Welcome to WebmasterWorld Guest from 184.72.177.182

Forum Moderators: ergophobe

Message Too Old, No Replies

Removing pages from site - best practices?

     
7:58 am on Aug 4, 2011 (gmt 0)

Junior Member

10+ Year Member

joined:July 9, 2005
posts: 53
votes: 0


I am removing pages from my site, do I need to include them in my robots.txt file, or will google eventually drop them from its index?

What would you do? disallow in robots.txt, or leave it to google and time will take care of it?
8:52 am on Aug 4, 2011 (gmt 0)

Senior Member

WebmasterWorld Senior Member topr8 is a WebmasterWorld Top Contributor of All Time 10+ Year Member

joined:Apr 19, 2002
posts:3171
votes: 8


serve a 410 status
4:30 pm on Aug 17, 2011 (gmt 0)

Moderator This Forum

WebmasterWorld Administrator ergophobe is a WebmasterWorld Top Contributor of All Time 10+ Year Member Top Contributors Of The Month

joined:Apr 25, 2002
posts:8139
votes: 103


Yes, robots.txt merely restricts the crawl, it doesn't stop indexing.

If you disallow them in robots.txt, Google can't crawl them, can't get the 410 server response, can't drop it from the index.

robots.txt = "page exists, but you're not allowed to go there Google."
410 = "page is gone forever, take it out of your index Google."
11:45 am on Sept 13, 2011 (gmt 0)

New User

joined:Sept 13, 2011
posts: 6
votes: 0


RE:
robots.txt = "page exists, but you're not allowed to go there Google."
410 = "page is gone forever, take it out of your index Google."


I also wondered this -sorry for the stupid question,I'm very new to web stuff.How do you write it?
User-agent: googlebot
allow:catalogid413.com/410
Disallow:

or an.htaccess file like:
<Limit GET HEAD POST>
order allow, deny
deny from www.domain.com/catalog413.html410
allow from all
</LIMIT>

OR are codes in a Rewrite form? I used the url removal tool once...then saw it's for urgent urls.
8:45 pm on Sept 13, 2011 (gmt 0)

Senior Member from US 

WebmasterWorld Senior Member lucy24 is a WebmasterWorld Top Contributor of All Time Top Contributors Of The Month

joined:Apr 9, 2011
posts:12720
votes: 244


For a given definition of "urgent". URL removal has to be instead of, not in addition to, a 410 ("gone") or 301 ("permanent redirect"). Or at least a "disallow" in robots.txt.

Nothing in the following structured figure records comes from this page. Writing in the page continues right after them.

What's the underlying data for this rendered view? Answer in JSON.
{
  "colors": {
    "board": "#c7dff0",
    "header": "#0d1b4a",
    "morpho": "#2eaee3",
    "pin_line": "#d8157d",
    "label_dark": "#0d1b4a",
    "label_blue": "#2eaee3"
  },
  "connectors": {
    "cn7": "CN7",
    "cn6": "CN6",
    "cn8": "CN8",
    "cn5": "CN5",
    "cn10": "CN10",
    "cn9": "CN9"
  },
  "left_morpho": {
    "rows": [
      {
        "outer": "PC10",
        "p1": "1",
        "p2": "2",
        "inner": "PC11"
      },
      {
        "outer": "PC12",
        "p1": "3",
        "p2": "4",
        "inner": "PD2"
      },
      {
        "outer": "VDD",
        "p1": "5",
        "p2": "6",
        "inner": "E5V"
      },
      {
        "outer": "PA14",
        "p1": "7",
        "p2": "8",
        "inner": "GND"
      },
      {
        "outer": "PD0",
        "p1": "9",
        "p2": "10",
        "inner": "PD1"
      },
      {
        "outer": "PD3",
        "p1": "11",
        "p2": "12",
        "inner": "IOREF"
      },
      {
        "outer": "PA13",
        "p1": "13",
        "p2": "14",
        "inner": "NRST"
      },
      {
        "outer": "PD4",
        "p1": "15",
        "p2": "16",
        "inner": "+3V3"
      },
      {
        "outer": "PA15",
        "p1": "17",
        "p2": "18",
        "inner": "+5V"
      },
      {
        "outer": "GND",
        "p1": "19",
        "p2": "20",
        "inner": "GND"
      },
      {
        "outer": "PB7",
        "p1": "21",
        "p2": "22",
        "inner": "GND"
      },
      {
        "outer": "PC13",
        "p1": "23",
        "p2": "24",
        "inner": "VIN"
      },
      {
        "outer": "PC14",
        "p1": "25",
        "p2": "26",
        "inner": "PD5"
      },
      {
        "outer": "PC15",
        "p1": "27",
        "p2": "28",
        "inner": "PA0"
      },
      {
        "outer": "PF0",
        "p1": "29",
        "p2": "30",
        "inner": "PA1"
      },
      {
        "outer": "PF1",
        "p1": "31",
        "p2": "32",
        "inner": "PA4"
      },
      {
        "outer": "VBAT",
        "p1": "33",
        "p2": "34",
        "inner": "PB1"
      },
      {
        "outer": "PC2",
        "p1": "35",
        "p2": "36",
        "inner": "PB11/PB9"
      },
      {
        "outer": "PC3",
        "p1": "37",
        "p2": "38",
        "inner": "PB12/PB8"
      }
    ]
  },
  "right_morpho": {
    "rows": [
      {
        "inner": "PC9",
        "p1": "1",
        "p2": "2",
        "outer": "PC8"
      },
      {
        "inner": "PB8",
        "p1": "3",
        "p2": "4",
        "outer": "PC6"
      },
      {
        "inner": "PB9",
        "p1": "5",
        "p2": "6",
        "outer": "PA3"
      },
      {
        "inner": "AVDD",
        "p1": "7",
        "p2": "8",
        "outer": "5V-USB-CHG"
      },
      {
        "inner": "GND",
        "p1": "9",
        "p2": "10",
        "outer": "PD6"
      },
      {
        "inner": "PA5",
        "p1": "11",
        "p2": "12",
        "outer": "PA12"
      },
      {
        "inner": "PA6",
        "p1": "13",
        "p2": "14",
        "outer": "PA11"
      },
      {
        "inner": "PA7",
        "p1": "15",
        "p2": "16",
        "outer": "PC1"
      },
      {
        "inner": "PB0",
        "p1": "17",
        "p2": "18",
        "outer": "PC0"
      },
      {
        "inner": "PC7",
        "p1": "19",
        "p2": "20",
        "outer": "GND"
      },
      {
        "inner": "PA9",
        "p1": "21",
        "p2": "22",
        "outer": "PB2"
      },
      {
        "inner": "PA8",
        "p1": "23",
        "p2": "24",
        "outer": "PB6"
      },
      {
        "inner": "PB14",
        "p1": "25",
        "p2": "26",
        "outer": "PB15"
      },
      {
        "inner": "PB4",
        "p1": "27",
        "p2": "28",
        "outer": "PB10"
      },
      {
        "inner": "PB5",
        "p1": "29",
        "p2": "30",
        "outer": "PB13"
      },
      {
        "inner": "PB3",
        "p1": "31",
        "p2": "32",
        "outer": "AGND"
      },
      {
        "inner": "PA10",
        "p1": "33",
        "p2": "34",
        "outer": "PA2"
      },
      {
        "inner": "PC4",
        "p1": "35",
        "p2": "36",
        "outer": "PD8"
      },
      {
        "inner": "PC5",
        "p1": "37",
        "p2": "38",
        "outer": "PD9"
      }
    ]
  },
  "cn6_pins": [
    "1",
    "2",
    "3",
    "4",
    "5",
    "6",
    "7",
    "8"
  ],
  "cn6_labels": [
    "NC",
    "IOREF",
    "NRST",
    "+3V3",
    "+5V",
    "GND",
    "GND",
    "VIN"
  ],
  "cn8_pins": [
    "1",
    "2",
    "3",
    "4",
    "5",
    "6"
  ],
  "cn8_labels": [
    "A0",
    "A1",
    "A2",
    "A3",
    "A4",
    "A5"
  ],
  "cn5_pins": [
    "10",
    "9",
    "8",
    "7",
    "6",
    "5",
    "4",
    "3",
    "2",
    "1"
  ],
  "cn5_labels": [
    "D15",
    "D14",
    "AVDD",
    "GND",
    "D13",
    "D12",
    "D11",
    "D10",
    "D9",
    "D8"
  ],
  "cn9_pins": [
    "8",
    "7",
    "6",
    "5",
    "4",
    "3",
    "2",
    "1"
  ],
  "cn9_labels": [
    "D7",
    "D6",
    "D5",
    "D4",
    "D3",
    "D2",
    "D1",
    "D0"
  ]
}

There is any number of different ways to keep humans and/or robots out of files and/or directories. Which one you use depends on the exact circumstances and on what else you already have going on in your htaccess or config file. You rarely need to identify your domain name, since that's implicit in the location of the file.
10:37 pm on Sept 13, 2011 (gmt 0)

New User

joined:Sept 13, 2011
posts: 6
votes: 0


Thanks,Lucy24. Guess I'll disallow the dead pages until they go away. My urgency in url removal was when I saw old pages in Way Back Machine and Gigablast full of red x'd boxes from deleted pics. I was horrified! Sad thing is, those SE's rarely visit and won't see a code to update it.